Dans un sondage récent, les trois quart des salariés se disent plutôt heureux dans leur travail, mais près de la moitié en déplorent la pénibilité, le manque d’intérêt ou de reconnaissance. Plus grave, voilà vingt ans que le psychiatre Christophe Dejours tire la sonnette d’alarme sur les suicides au travail, symptômes d’une crise de la « gestion des ressources humaines ». La question est d’importance car ce mal être coûte cher et réduit la compétitivité de notre économie. Nous avons voulu  savoir comment concilier éthique et management ?

Quand l’éthique s’accommode mal de l’économique

Le consultant en accompagnement de dirigeants castrais Pascal Hennequin revisite la « pyramide de Caroll (1971) ». Il distingue quatre niveaux dans les raisons d’agir 1° technico-économique (est-ce possible de le faire ?) 2° légal (a-t-on le droit ?) 3° moral (est-ce bien ou mal ?) 4° éthique (cela apporte-t-il du bonheur ?) Ainsi l’économie de marché est par nature amorale : elle ne vise que la compétitivité et le profit. Les lois imposent des contraintes et la déontologie incite au respect de la morale, qu’il faut distinguer de l’éthique : idéal de vertus et de bien être partagés. Mais dans la réalité, les principes moraux doivent souvent s’effacer devant les dures lois de l’économie. Christian Zullo, ancien DRH, montre qu’il y a des cas où la survie du groupe passe par la fermeture de certains sites : ce sont des expériences déchirantes.

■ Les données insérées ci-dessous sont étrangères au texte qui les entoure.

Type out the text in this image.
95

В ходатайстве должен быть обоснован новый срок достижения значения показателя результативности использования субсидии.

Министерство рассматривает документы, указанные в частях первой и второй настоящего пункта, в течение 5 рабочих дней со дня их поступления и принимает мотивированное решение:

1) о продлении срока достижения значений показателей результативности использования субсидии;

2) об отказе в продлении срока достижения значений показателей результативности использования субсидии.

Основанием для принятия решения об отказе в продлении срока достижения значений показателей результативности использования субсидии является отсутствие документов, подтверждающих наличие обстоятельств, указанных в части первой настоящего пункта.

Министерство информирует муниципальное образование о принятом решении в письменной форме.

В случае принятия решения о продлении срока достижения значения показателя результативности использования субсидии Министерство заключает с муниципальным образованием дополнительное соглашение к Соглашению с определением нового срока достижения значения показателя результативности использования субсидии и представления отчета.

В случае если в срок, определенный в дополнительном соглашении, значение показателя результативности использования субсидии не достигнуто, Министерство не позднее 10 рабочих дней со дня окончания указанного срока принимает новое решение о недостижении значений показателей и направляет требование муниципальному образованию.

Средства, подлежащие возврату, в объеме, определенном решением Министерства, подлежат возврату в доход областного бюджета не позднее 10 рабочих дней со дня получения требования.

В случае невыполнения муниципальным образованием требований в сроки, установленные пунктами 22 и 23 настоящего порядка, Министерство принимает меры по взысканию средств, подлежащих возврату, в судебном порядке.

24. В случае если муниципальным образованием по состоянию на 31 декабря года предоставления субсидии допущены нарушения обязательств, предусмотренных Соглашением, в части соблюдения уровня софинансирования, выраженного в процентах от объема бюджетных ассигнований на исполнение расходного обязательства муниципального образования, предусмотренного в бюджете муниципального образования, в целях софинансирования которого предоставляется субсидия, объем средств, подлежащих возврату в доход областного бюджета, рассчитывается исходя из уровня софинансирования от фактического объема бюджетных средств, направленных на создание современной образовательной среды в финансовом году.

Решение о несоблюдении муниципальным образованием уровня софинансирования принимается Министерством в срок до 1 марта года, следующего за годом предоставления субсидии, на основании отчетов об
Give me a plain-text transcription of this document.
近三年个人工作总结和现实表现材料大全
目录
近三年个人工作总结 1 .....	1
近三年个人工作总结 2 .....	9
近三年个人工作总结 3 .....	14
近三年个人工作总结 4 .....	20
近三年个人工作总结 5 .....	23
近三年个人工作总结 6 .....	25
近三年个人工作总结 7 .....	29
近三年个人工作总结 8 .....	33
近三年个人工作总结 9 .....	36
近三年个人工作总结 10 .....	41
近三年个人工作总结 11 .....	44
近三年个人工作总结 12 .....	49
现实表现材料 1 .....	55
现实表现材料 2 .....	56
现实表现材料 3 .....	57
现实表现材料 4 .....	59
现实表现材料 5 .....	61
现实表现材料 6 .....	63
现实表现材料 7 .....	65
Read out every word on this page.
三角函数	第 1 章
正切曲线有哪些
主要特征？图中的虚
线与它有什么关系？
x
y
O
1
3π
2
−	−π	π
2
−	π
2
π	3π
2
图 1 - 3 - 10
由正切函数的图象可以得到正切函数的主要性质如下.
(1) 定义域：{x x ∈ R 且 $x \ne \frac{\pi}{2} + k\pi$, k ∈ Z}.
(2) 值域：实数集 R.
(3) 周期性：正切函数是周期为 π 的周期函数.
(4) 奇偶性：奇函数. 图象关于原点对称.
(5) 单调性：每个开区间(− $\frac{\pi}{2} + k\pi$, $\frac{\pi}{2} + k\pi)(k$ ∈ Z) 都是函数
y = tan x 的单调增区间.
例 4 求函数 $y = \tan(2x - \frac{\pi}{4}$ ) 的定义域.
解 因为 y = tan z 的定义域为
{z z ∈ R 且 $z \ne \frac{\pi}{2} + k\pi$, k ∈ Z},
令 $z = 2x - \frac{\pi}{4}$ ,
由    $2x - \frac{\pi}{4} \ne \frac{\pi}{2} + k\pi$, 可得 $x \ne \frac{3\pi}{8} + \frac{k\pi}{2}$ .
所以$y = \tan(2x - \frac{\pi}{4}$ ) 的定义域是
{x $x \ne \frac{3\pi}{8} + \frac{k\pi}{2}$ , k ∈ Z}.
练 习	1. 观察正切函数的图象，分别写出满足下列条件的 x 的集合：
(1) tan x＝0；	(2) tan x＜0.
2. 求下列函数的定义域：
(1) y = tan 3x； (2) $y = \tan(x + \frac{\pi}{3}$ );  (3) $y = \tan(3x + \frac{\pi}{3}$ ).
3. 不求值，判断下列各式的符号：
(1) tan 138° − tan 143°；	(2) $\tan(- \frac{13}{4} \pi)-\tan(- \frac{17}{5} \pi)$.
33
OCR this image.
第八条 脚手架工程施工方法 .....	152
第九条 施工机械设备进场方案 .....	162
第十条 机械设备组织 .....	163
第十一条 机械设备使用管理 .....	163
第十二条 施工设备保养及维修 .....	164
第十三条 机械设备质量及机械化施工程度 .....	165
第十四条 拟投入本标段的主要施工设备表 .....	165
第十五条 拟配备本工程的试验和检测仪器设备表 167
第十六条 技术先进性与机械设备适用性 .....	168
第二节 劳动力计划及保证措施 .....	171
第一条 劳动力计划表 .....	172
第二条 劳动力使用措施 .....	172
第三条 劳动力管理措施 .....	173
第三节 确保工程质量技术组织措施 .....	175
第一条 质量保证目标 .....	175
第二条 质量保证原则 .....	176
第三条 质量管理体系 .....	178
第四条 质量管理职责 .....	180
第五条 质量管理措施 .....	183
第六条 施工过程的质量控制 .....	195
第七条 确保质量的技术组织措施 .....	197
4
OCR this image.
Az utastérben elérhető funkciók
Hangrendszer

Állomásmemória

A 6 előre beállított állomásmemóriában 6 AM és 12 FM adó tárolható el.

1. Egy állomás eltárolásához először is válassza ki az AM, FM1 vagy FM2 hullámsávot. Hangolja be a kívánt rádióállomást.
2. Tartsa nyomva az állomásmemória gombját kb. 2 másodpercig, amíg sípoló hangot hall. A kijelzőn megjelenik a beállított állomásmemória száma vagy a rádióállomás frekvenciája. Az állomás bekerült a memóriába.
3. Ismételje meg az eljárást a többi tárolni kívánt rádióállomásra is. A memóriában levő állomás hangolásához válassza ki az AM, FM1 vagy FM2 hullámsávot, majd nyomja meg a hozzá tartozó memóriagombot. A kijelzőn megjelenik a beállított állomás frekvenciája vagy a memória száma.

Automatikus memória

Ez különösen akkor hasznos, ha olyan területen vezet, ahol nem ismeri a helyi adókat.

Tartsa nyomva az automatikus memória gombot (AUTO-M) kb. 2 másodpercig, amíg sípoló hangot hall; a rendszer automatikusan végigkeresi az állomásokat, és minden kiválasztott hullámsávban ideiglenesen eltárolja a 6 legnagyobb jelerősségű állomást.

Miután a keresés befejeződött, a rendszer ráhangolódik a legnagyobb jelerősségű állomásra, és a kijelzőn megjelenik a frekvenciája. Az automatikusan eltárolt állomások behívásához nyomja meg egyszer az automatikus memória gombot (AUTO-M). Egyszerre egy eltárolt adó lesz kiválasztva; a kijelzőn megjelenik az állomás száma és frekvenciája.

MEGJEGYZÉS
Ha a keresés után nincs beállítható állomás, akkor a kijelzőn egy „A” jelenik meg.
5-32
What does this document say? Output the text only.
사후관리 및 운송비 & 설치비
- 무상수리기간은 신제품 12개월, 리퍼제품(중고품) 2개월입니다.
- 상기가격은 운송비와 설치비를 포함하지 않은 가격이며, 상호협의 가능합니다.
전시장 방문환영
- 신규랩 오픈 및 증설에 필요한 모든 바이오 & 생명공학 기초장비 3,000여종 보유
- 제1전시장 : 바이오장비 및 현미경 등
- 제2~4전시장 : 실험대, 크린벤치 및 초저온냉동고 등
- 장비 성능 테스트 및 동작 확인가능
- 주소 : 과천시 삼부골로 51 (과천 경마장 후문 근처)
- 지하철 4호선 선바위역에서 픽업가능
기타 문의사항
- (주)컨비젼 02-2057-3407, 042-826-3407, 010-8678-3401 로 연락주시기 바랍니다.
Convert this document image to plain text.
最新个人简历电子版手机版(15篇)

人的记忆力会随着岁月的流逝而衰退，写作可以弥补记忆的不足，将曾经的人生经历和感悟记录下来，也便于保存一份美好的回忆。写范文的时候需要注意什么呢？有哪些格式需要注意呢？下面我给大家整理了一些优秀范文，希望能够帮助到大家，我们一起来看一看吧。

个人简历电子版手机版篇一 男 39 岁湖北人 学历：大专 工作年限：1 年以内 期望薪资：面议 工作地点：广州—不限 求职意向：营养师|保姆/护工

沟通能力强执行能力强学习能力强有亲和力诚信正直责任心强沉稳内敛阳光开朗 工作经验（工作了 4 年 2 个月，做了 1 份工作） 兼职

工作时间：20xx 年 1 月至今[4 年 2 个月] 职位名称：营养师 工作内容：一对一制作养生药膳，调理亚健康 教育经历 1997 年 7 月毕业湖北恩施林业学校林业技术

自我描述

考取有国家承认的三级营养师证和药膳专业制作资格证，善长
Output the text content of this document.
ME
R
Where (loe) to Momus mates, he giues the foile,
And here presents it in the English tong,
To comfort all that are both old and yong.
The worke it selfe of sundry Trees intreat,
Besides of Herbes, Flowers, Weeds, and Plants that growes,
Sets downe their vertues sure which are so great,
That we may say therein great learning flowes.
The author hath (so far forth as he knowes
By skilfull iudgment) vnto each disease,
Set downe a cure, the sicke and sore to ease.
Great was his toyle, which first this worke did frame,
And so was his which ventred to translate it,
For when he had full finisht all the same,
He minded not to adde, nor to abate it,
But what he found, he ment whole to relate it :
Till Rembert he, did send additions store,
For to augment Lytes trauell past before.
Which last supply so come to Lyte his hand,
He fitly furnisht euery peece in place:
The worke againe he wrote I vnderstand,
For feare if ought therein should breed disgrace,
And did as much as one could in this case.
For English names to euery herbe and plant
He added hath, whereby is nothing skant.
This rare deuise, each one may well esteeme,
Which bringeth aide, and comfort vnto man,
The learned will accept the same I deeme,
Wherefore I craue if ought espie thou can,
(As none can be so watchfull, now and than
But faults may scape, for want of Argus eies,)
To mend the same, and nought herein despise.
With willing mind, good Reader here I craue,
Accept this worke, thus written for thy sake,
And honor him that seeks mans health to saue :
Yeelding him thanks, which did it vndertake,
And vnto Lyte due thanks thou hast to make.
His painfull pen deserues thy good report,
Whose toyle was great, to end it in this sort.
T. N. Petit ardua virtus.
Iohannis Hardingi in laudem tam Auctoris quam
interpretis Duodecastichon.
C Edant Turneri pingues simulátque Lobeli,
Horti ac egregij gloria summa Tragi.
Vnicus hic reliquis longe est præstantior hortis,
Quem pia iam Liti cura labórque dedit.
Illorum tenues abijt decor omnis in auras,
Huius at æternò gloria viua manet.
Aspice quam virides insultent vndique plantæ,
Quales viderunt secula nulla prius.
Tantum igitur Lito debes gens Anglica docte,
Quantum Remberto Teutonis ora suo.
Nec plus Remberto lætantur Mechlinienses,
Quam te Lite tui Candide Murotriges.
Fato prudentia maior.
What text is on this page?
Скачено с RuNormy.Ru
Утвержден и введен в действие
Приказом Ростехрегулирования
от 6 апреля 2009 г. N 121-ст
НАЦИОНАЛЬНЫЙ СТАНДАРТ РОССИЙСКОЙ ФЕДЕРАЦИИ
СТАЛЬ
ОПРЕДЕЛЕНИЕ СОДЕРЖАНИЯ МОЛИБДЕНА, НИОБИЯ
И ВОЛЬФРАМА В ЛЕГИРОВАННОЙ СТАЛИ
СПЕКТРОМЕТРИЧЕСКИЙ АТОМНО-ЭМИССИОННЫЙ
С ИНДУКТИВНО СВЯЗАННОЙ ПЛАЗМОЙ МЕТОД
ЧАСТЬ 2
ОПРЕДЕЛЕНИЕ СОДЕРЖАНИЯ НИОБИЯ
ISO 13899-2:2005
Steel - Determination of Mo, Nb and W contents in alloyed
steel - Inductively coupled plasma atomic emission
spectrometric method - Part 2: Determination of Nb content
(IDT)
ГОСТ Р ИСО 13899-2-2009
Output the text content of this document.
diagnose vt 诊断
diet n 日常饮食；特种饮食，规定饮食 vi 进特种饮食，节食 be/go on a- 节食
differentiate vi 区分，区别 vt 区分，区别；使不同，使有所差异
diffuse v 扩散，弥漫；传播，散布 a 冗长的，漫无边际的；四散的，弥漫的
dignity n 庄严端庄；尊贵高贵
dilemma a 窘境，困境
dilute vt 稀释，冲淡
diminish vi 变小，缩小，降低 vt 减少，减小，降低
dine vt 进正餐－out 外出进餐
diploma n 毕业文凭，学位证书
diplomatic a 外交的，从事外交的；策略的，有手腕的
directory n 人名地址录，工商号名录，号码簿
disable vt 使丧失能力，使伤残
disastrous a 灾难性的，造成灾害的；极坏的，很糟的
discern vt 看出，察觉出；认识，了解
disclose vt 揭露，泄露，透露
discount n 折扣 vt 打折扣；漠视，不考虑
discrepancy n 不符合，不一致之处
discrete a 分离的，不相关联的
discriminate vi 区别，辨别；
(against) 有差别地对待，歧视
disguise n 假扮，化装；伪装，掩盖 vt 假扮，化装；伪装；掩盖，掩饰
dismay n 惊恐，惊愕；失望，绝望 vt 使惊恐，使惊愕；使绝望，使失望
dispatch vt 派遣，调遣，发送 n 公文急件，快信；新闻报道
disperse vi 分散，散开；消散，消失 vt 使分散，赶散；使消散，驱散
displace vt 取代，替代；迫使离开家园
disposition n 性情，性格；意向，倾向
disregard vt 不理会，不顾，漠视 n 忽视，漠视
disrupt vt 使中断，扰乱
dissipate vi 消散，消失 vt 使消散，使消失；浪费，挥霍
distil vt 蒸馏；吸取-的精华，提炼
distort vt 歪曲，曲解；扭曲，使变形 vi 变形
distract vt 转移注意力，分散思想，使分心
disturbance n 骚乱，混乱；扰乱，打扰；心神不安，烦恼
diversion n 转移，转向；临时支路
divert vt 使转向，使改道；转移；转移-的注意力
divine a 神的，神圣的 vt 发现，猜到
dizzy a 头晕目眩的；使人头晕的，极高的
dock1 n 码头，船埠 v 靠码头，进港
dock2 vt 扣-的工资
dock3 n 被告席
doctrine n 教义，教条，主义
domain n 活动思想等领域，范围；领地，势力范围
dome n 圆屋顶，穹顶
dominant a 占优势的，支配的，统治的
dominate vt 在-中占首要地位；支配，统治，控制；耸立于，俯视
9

Mais l’éthique peut aussi être rentable.

Dès 1932, Elton Mayo observant un groupe d’ouvrières de la Western Electric et démontra que tout changement programmé– amélioration ou dégradation – de l’environnement du travail (lumière, bruit, horaires) augmentait le rendement, car il prouvait l’intérêt que la firme leur portait. Cette idée est reprise dans la « règle des 3 M(inimums) » : l’entreprise a intérêt à répondre aux besoins de sécurité , d’avenir et de reconnaissance de ses salariés, qui le lui rendent en productivité . Les entreprises adeptes de ce principe sont souvent rentables. En 1953, Henry Bowen propose l’idée d’une responsabilité sociale des entreprises qui dépoussière le paternalisme d’entreprise du 19ème siècle.  Elle est à l’origine des normes ISO de qualité d’environnement, de santé et sécurité. Il y a encore le « marketing éthique » comme les produits du commerce équitable qui moralise les choix des consommateurs.

Le choix de l’éthique peut être une valeur forte.

Lore Camillo, responsable de Clair-de Terre et de La Poterie d’Albi, entreprise familiale depuis 1891et six générations, montre que l’éthique est un choix qui permet de durer. Elle nous parle de « ses gars » et de son métier avec amour. Au delà de la rentabilité, l’objectif premier est de maintenir l’emploi local à travers une production artisanale de qualité : 120 formes et 1200 références,. C’est en équipe que s’élaborent formes et couleurs (25% renouvelées chaque année). Savoir « écouter les histoires individuelles » et « laisser les clef de l’entreprise au personnel » sont les maîtres mots. Cela rejoint l’industriel graulhétois Jean-Luc Jolimaître : « une entreprise familiale se développe sans référence constante à un profit immédiat comme c’est devenu presque la règle aujourd’hui « («Weishardt , des hommes, une passion », Editions Odyssée, 2013). De son côté, Christian Zullo met en avant l’exemple des coopératives : quand l’entreprise appartient aux salariés « chacun sait qu’il défend les emplois de tous ». Le profit, certes, profit mais pas à importe quel prix : sont exclus les licenciements économiques dans le but de faire des « surprofits ».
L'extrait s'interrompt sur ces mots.